I looked too young for my age, which prohibited me from many enjoyments that one enjoys from the transition of teen to adult. People never allowed me to take part in all those things, and I was left alone with longingness. I was allowed to enjoy stuffs only kids can enjoy and other normal functions. Then I tried many attempts for suicide because of some good friends I had at that time I survived. I remained in the same condition, but life went on. Even though I had access to do everything of my age but still, all those things were not possible for me. I felt like I was caged, with lots of hurdles.

I too had emotions, and I could not control them, I had a crush on a girl when I spoke about that she refused to accept me because of my weakness. I was never mad at her, logically she was right. With all my problems, I cannot protect and satisfy her in all situations. I was left helpless in every aspect. I felt like a puppet every time playing to other's actions and emotions suppressing my own. At this peak time, unfortunately, I crossed paths, wrong people. They manipulated me, and I became a drug addict. 

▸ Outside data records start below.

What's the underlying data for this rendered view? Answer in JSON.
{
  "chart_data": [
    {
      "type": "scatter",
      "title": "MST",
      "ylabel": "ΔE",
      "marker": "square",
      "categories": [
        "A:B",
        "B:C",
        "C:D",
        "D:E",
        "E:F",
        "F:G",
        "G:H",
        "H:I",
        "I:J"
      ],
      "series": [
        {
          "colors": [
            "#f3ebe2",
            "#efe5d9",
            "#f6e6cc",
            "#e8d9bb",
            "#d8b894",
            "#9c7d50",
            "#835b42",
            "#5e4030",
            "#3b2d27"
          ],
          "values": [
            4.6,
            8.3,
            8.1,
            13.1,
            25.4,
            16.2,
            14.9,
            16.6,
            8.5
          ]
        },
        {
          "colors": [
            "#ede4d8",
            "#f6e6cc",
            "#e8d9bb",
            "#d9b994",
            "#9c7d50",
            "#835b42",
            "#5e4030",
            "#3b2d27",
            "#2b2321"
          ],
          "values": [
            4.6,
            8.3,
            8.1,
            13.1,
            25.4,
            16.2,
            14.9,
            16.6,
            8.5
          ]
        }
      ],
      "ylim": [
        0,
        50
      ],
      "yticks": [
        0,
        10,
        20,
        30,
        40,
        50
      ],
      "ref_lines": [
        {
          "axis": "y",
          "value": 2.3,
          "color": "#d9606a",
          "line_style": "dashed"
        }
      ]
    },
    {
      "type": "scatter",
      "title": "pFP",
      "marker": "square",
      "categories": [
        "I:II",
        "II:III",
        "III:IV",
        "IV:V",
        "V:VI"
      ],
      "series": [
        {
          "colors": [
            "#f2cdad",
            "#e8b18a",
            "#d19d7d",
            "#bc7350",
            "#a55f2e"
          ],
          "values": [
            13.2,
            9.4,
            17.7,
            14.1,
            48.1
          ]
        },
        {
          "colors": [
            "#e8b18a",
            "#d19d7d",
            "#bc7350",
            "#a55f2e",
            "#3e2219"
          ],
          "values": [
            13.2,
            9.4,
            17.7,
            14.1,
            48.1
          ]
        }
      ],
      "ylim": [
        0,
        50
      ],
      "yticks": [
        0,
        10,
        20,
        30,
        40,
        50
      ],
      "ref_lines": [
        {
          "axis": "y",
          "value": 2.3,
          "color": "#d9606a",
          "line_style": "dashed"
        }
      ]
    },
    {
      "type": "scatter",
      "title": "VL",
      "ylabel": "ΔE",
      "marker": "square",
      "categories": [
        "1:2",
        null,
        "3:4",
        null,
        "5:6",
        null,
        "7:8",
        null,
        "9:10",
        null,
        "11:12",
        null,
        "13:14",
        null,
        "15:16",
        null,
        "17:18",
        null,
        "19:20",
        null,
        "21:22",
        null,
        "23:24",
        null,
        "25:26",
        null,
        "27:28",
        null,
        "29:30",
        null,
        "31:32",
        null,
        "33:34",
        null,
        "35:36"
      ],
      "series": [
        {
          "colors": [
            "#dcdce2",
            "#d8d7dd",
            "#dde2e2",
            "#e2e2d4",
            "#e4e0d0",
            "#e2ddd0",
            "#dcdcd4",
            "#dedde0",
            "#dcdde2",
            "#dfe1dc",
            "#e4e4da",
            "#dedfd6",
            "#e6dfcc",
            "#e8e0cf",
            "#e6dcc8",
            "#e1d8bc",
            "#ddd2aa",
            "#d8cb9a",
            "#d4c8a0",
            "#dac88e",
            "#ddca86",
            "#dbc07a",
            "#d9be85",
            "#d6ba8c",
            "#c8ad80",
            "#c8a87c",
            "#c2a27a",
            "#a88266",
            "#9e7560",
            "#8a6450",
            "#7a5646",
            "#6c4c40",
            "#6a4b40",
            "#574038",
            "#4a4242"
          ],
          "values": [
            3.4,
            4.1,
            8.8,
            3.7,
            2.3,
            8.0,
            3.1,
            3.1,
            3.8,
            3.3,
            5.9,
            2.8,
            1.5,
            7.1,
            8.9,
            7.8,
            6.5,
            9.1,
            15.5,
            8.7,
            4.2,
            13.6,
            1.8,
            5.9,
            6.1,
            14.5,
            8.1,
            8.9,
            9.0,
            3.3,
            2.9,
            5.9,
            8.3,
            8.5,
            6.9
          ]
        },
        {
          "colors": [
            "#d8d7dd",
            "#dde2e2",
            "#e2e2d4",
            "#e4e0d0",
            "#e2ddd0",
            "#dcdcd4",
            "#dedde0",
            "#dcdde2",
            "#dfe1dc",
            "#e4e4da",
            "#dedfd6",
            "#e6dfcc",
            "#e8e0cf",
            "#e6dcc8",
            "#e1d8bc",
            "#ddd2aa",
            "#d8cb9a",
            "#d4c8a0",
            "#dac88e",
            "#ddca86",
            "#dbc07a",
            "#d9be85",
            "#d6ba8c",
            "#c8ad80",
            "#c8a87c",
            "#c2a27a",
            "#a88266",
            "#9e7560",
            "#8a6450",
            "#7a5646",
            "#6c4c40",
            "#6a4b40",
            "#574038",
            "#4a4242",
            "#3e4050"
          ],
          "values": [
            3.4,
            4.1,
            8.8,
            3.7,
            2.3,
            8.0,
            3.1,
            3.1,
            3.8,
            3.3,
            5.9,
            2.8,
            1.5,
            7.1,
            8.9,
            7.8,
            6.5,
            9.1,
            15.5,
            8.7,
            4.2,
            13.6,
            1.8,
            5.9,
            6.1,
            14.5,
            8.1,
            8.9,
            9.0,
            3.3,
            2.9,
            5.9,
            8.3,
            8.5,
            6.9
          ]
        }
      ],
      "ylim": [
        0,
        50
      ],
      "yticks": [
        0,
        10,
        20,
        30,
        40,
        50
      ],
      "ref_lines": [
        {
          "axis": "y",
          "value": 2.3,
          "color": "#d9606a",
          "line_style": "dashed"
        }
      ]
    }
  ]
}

One day I planned for a short trip and traveled by bus. The long shadows of the evening dissolved into the gathering darkness of the nighttime. The air-cooled, birds went to their nests silenced, and the crickets sang. The bus halted for a minute in its regular stop, a creepy guy with blue eyes, big arms, messy hair, dark clothes boarded the bus. There were few passengers on the bus, but he sat beside my seat. He gave a scary look and turned away. Few hours passed, he slowly came near me as if asking about time and when will the bus reach the destination. Even though he was friendly, I was terrified, and I just said the details and turned away. A few moments later, he said he was not feeling well and wanted to lay down. I was sacred, so didn't refuse his request, his hands slowly touched my male part, and harassed me. I revolted against him, but he was so strong. Analyzing my struggle, he took his gun out and forced me to get down of the bus at the next stop. I tried to seek help by showing signs, but none of them understood, and I was left helpless. That area was already dark, abandoned, and no signs of people. It served as an added advantage for his cruel intentions. We left the bus, and when the bus moved, he dragged me to a haunted place and molested me. I struggled a lot against him, and finally, he trashed me to bleed and fled from the spot. 

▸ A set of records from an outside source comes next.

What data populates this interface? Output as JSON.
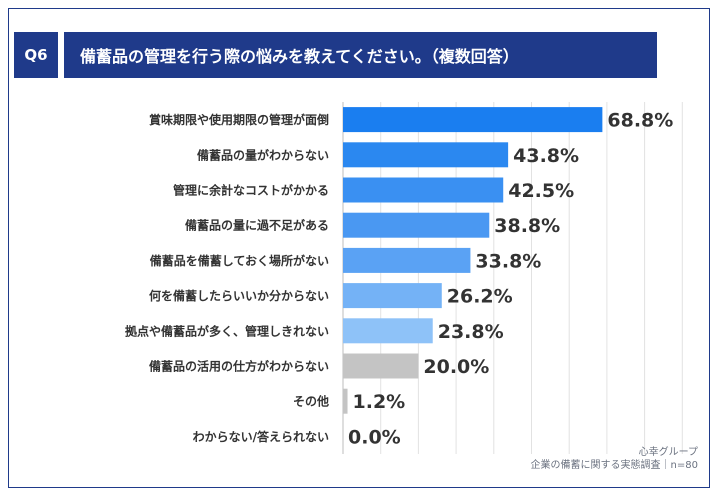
{
  "header": {
    "badge": "Q6",
    "title": "備蓄品の管理を行う際の悩みを教えてください。（複数回答）"
  },
  "footer": {
    "source": "心幸グループ",
    "survey": "企業の備蓄に関する実態調査｜n=80"
  },
  "chart_data": {
    "type": "bar",
    "orientation": "horizontal",
    "title": "",
    "xlabel": "",
    "ylabel": "",
    "xlim": [
      0,
      100
    ],
    "grid": true,
    "categories": [
      "賞味期限や使用期限の管理が面倒",
      "備蓄品の量がわからない",
      "管理に余計なコストがかかる",
      "備蓄品の量に過不足がある",
      "備蓄品を備蓄しておく場所がない",
      "何を備蓄したらいいか分からない",
      "拠点や備蓄品が多く、管理しきれない",
      "備蓄品の活用の仕方がわからない",
      "その他",
      "わからない/答えられない"
    ],
    "values": [
      68.8,
      43.8,
      42.5,
      38.8,
      33.8,
      26.2,
      23.8,
      20.0,
      1.2,
      0.0
    ],
    "value_labels": [
      "68.8%",
      "43.8%",
      "42.5%",
      "38.8%",
      "33.8%",
      "26.2%",
      "23.8%",
      "20.0%",
      "1.2%",
      "0.0%"
    ],
    "colors": [
      "#1a7ef0",
      "#2b88f0",
      "#3a90f2",
      "#4a98f2",
      "#5aa2f4",
      "#74b2f6",
      "#8ec2f8",
      "#c4c4c4",
      "#c4c4c4",
      "#c4c4c4"
    ]
  }
}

The next morning some guys found me unconscious and admitted me to a nearby hospital. I received treatment for some days, and soon doctors found out that I was a drug addict, and they planned to shift to a rehabilitation center. I found that somehow and escaped from that hospital. Came back to my place, and after a few weeks, resumed my work but felt bland and weak. All these experiences made me to avoid people as much as possible. Lived a dull life for some years, and then one day, I passed out in the workplace. My colleagues against my wish treated and admitted me here.

"That's my story," concluded Brock.

Ray with watery eyes hugged Brock, for his haunted past; He ensured to help him every way possible and guide him to live a good life in the future.